An SSL should be established where sufficient feedstock density will ensure the investment is justified. Location affects the costs associated with transporting the biomass from the production field to the SSLs and from the SSLs to the biorefinery. An additional factor that needs to be considered is how often a SSL is filled and unloaded. If a SSL is emptied only once a year, then the total SSL storage area would be doubled as compared to a twice-per- year unload schedule. Note, multiple fillings of a SSL is possible if harvest can be extended over several months and is properly matched with the SSL unload sequence.

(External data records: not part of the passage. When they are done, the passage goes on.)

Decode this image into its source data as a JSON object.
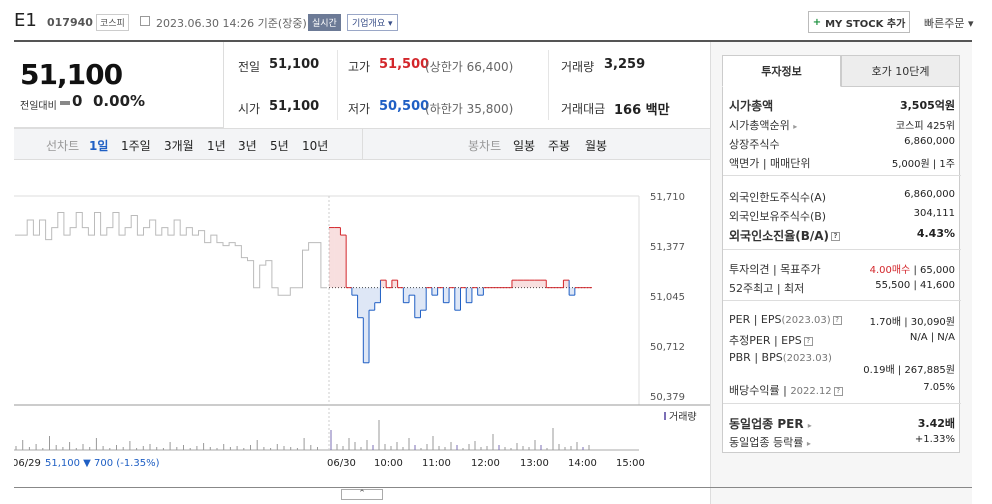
{
  "header": {
    "name": "E1",
    "code": "017940",
    "market": "코스피",
    "date": "2023.06.30 14:26 기준(장중)",
    "realtime_badge": "실시간",
    "corp_info": "기업개요",
    "mystock_label": "MY STOCK 추가",
    "quick_order": "빠른주문"
  },
  "summary": {
    "price": "51,100",
    "prev_label": "전일대비",
    "change": "0",
    "change_pct": "0.00%",
    "prev_close_label": "전일",
    "prev_close": "51,100",
    "high_label": "고가",
    "high": "51,500",
    "upper_limit": "(상한가 66,400)",
    "volume_label": "거래량",
    "volume": "3,259",
    "open_label": "시가",
    "open": "51,100",
    "low_label": "저가",
    "low": "50,500",
    "lower_limit": "(하한가 35,800)",
    "amount_label": "거래대금",
    "amount": "166 백만"
  },
  "period_tabs": {
    "line_label": "선차트",
    "line": [
      "1일",
      "1주일",
      "3개월",
      "1년",
      "3년",
      "5년",
      "10년"
    ],
    "candle_label": "봉차트",
    "candle": [
      "일봉",
      "주봉",
      "월봉"
    ]
  },
  "chart_data": {
    "type": "line",
    "y_ticks": [
      "51,710",
      "51,377",
      "51,045",
      "50,712",
      "50,379"
    ],
    "ylim": [
      50379,
      51710
    ],
    "x_ticks": [
      "06/29",
      "06/30",
      "10:00",
      "11:00",
      "12:00",
      "13:00",
      "14:00",
      "15:00"
    ],
    "reference_price": 51100,
    "volume_legend": "거래량",
    "prev_day_summary": "06/29  51,100 ▼ 700 (-1.35%)",
    "prev_day_series": [
      51450,
      51450,
      51550,
      51450,
      51550,
      51420,
      51500,
      51600,
      51450,
      51500,
      51600,
      51500,
      51450,
      51600,
      51450,
      51500,
      51600,
      51450,
      51500,
      51580,
      51450,
      51500,
      51550,
      51450,
      51500,
      51450,
      51550,
      51450,
      51500,
      51450,
      51480,
      51400,
      51450,
      51400,
      51380,
      51400,
      51380,
      51300,
      51280,
      51100,
      51250,
      51280,
      51100,
      51050,
      51050,
      51100,
      51100,
      51350,
      51400,
      51400,
      51100,
      51100
    ],
    "today_series": [
      51500,
      51500,
      51450,
      51100,
      51050,
      50900,
      50600,
      50950,
      51000,
      51150,
      51100,
      51150,
      51100,
      51000,
      51050,
      50900,
      50950,
      51100,
      51050,
      51100,
      51000,
      51100,
      50950,
      51100,
      51000,
      51100,
      51050,
      51100,
      51100,
      51100,
      51100,
      51100,
      51150,
      51150,
      51150,
      51150,
      51150,
      51150,
      51100,
      51100,
      51100,
      51150,
      51050,
      51100,
      51100,
      51100,
      51100
    ]
  },
  "invest_tabs": [
    "투자정보",
    "호가 10단계"
  ],
  "invest": {
    "market_cap_label": "시가총액",
    "market_cap": "3,505억원",
    "rank_label": "시가총액순위",
    "rank": "코스피 425위",
    "shares_label": "상장주식수",
    "shares": "6,860,000",
    "par_label": "액면가 | 매매단위",
    "par": "5,000원 | 1주",
    "foreign_limit_label": "외국인한도주식수(A)",
    "foreign_limit": "6,860,000",
    "foreign_hold_label": "외국인보유주식수(B)",
    "foreign_hold": "304,111",
    "foreign_ratio_label": "외국인소진율(B/A)",
    "foreign_ratio": "4.43%",
    "opinion_label": "투자의견 | 목표주가",
    "opinion": "4.00매수",
    "target": "65,000",
    "w52_label": "52주최고 | 최저",
    "w52": "55,500 | 41,600",
    "per_label": "PER | EPS",
    "per_period": "(2023.03)",
    "per": "1.70배 | 30,090원",
    "est_per_label": "추정PER | EPS",
    "est_per": "N/A | N/A",
    "pbr_label": "PBR | BPS",
    "pbr_period": "(2023.03)",
    "pbr": "0.19배 | 267,885원",
    "div_label": "배당수익률",
    "div_period": "2022.12",
    "div": "7.05%",
    "ind_per_label": "동일업종 PER",
    "ind_per": "3.42배",
    "ind_rate_label": "동일업종 등락률",
    "ind_rate": "+1.33%"
  },
  "colors": {
    "up": "#d3262b",
    "down": "#1f5fc4",
    "prev": "#bbbbbb"
  }
}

Specialized equipment, with high productivity (ton/h) will be utilized to empty each SSL. This equipment can be permanent equipment for each SSL, or the equipment may be mobile and move from one SSL to the next. Questions that need to be answered to implement the mobile option are: 1) how many sets of equipment should be used to service the entire area? 2) What is the sequence of SSLs that each equipment set should unload? 3) Is an SSL ready to be unloaded? This last question directly affects the hauling company’s contract. These questions are best considered in a virtual environment where scenarios can be compared and contrasted.

A case study to characterize feedstock resources and establish the SSL’s was analyzed by Resop et al. [57] for a 48-km radius around Gretna, VA, USA. The GIS analysis identified potential production fields based on current land utilization determined using aerial photography and landuse classification (Figure 5). The analysis selected fields such that the production area was 6% of the total land area within the radius. The biomass produced is sufficient to supply the demand for a 1,944 Mg/d biorefinery, assuming 47 operating weeks per year. SSLs were established at 199 locations, and the existing road network (GIS database) was used to determine the travel distance from each SSL to the proposed plant location in Gretna. A weighted Mg-km parameter for transportation from the SSLs to the plant was computed to be 44.8 km, which implies that, averaged across all 199 SSLs, each Mg traveled an average of 44.8 km to the biorefinery.

Judd et al. studied three equipment options for the operations performed at a SSL [58]. Two options utilize the rack concept [59]. Ravula et al. analyzed a round bale logistics system utilizing this rack system; the rack size emulate a 20-ft (6.1-m) ISO container providing two levels of 8 bales, total of 16 bales, to be handled as a single unit [40]. A tractor-trailer truck can haul two racks (32 bales, 14.4 Mg). The results showed the rack hauling had higher transportation costs due to not loading the truck to maximum allowable weight.

At a SSL, the round bales could be handled in one of two ways. The first option loads bales into the rack from the rear and is referred to as the "rear-loading." The second option, referred to as the "side-loading," loads the bales into a rack from the side. These two options were compared to grinding the bales at the SSL and compacting the ground material into a briquette (maximizes over-the-road load) for delivery [50]. Judd et al. [58] found that it was more cost effective to use the "side-load" option and haul the round bales than to form briquettes at the SSL, if the haul distance was less than 50 miles (81 km).

The large biorefinery concept calls for delivery of feedstock from a large geographic area. The results [58] suggest that some type of intermediate processing step, referred to as an Advanced Regional Biomass Processing Depot (ARBPD) by Eranki et al. [60], may be needed. These depots will convert the raw biomass to a more energy dense (higher value) product, and this product will then be delivered to a large biorefinery for final processing.

Why was the expense of size reduction and densification into briquettes at the SSL considered? Independent studies [61-63] reported that the tradeoff between the additional cost for densification and the reduction in transportation cost is significant for the hauling of logging residues. For additional work in the area of densification, see [64-65].